Importantly, one other article — Article XV — grants either party the right to withdraw from the ABM Treaty on six-months’ notice. As a result, even if President Bush were to act immediately and provide such notice, missile defense tests and developmental activities would continue to be made less valuable than they otherwise could — and should — be until at the earliest June 2002. For example, the $100 million test conducted last night was unable to make use of sea- and land-based sensors that could have enabled BMDO to acquire additional, valuable data, data that might enhance the effectiveness of any systems deployed in the future. If Mr. Bush is serious about defending the country, and acting in conformity with the law, he must minimize to the greatest degree possible any further penalties associated with the ABM Treaty.
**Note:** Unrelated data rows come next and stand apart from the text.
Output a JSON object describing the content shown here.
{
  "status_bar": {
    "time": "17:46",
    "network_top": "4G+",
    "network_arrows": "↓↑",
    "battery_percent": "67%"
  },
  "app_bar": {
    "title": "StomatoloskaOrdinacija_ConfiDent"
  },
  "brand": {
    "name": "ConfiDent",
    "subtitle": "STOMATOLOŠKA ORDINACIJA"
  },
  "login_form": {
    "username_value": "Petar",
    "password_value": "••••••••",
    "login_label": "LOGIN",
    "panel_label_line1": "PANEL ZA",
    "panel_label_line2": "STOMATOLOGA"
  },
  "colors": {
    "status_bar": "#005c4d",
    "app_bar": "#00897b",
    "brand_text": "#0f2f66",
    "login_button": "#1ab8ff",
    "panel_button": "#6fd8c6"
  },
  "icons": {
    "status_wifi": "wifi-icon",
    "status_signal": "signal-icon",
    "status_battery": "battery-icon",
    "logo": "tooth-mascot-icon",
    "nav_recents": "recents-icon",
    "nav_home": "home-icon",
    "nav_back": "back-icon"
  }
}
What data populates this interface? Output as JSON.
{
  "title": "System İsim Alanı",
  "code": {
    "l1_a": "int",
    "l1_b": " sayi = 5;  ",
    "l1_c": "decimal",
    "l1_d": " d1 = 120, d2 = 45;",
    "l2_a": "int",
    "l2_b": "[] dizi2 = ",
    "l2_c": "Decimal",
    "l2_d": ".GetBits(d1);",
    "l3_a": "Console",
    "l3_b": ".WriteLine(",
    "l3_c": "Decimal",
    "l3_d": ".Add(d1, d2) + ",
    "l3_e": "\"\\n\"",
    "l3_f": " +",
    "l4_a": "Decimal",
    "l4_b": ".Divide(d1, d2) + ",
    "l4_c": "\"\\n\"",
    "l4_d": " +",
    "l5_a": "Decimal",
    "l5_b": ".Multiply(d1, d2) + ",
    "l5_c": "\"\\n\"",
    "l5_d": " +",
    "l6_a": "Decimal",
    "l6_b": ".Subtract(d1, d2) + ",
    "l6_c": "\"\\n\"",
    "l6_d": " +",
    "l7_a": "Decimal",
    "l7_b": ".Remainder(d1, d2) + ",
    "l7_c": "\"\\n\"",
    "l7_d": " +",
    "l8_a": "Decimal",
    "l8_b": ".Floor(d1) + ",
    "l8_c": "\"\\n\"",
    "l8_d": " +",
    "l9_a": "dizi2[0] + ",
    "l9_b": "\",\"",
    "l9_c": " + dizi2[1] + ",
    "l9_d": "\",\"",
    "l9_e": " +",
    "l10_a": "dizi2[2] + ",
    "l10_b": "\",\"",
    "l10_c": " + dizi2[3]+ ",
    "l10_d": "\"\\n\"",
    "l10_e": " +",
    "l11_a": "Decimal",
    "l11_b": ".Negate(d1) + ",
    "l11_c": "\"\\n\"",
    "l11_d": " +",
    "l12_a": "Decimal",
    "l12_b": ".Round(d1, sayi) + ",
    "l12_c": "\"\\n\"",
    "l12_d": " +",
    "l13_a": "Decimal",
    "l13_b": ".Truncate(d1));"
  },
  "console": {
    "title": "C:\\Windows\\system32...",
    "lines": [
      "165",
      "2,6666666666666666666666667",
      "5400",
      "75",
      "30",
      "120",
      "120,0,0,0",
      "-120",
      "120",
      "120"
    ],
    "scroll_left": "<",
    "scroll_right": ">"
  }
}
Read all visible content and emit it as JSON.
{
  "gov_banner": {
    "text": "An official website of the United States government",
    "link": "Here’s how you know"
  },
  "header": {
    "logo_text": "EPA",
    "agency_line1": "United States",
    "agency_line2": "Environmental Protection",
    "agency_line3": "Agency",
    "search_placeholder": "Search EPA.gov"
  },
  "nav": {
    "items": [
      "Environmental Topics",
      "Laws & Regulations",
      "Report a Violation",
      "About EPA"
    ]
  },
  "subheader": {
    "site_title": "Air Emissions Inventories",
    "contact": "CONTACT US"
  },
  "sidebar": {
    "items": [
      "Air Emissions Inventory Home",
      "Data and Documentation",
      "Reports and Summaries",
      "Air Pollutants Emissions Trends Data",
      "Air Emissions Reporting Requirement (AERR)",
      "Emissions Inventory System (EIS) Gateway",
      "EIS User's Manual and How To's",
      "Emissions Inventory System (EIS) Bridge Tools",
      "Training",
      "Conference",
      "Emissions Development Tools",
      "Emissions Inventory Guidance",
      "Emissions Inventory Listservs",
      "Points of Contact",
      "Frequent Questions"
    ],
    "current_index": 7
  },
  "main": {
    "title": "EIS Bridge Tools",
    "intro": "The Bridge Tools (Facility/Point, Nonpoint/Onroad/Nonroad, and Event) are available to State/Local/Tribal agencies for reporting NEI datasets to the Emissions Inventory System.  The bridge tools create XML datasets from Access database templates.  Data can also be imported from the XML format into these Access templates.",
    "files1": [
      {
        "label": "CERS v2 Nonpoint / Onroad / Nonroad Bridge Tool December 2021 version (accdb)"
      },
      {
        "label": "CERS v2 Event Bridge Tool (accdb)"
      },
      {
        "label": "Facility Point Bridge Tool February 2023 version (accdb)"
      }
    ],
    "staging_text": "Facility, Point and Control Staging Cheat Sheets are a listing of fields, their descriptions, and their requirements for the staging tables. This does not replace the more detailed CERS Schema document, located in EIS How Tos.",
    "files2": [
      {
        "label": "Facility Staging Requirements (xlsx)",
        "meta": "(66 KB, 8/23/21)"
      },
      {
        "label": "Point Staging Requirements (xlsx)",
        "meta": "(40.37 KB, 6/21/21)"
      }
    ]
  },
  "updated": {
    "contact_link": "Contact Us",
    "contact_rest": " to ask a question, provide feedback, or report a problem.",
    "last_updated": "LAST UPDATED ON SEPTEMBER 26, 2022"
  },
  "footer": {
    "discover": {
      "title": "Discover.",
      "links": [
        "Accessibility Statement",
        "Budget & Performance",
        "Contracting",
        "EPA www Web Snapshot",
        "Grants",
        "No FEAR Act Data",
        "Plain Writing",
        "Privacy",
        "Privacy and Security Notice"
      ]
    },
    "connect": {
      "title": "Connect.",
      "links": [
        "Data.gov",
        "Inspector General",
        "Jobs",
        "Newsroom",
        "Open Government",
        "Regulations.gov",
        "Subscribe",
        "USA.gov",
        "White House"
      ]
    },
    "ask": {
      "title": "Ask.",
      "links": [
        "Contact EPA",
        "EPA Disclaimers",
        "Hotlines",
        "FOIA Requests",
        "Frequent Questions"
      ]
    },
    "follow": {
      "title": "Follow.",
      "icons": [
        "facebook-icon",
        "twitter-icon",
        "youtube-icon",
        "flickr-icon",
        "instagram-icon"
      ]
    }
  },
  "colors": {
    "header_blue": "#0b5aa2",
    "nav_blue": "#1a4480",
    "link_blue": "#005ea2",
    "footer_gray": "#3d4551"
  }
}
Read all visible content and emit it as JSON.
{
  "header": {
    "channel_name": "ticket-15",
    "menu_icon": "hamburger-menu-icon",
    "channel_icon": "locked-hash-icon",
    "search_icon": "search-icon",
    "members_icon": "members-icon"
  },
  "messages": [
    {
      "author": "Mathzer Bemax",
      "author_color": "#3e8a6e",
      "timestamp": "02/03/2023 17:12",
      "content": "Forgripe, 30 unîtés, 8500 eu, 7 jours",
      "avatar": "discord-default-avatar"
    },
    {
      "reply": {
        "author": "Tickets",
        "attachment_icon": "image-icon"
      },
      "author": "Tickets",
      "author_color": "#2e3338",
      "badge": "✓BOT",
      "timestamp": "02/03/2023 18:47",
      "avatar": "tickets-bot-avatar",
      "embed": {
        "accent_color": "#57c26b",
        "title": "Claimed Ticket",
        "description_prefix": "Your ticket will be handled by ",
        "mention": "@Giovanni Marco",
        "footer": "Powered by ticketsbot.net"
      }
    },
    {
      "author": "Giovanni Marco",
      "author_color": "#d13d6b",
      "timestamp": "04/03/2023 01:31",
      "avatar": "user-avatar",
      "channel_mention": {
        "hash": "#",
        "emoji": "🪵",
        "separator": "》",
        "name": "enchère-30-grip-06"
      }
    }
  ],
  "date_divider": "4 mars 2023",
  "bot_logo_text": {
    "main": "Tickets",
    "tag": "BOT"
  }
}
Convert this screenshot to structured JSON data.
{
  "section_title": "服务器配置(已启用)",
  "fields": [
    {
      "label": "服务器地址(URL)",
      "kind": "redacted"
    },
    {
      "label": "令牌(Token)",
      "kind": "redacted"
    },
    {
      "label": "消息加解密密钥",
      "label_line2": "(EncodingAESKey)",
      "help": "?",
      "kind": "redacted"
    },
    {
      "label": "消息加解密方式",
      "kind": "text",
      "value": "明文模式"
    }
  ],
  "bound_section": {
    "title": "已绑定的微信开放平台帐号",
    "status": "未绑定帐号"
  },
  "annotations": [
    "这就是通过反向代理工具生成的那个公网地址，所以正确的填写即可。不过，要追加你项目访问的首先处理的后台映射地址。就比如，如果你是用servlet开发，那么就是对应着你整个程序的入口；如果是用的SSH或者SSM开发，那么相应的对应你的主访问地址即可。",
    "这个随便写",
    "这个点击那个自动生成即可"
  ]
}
In addition to withdrawing from the ABM Treaty forthwith, President Bush should advise Congress that he will veto the Fiscal Year 2002 defense spending bill if it is sent to his desk without restoring the funding he requested for the missile defense program’s “top-line,” and in particular for the Space-Based Infrared Sensor (Low) program, sea-based boost-phase experiments and the space-based laser development effort. Secretary of Defense Donald Rumsfeld has already indicated that he would recommend “that [the President] veto” the 2002 defense authorization bill if it did not include a go- ahead for the Base Realignment and Closure (BRAC) program. Ensuring that the United States is defended against ballistic missile attack “at the earliest possible time” is at least as worthy of a presidential veto as efforts to dismantle military infrastructure deemed excess to present and foreseeable needs.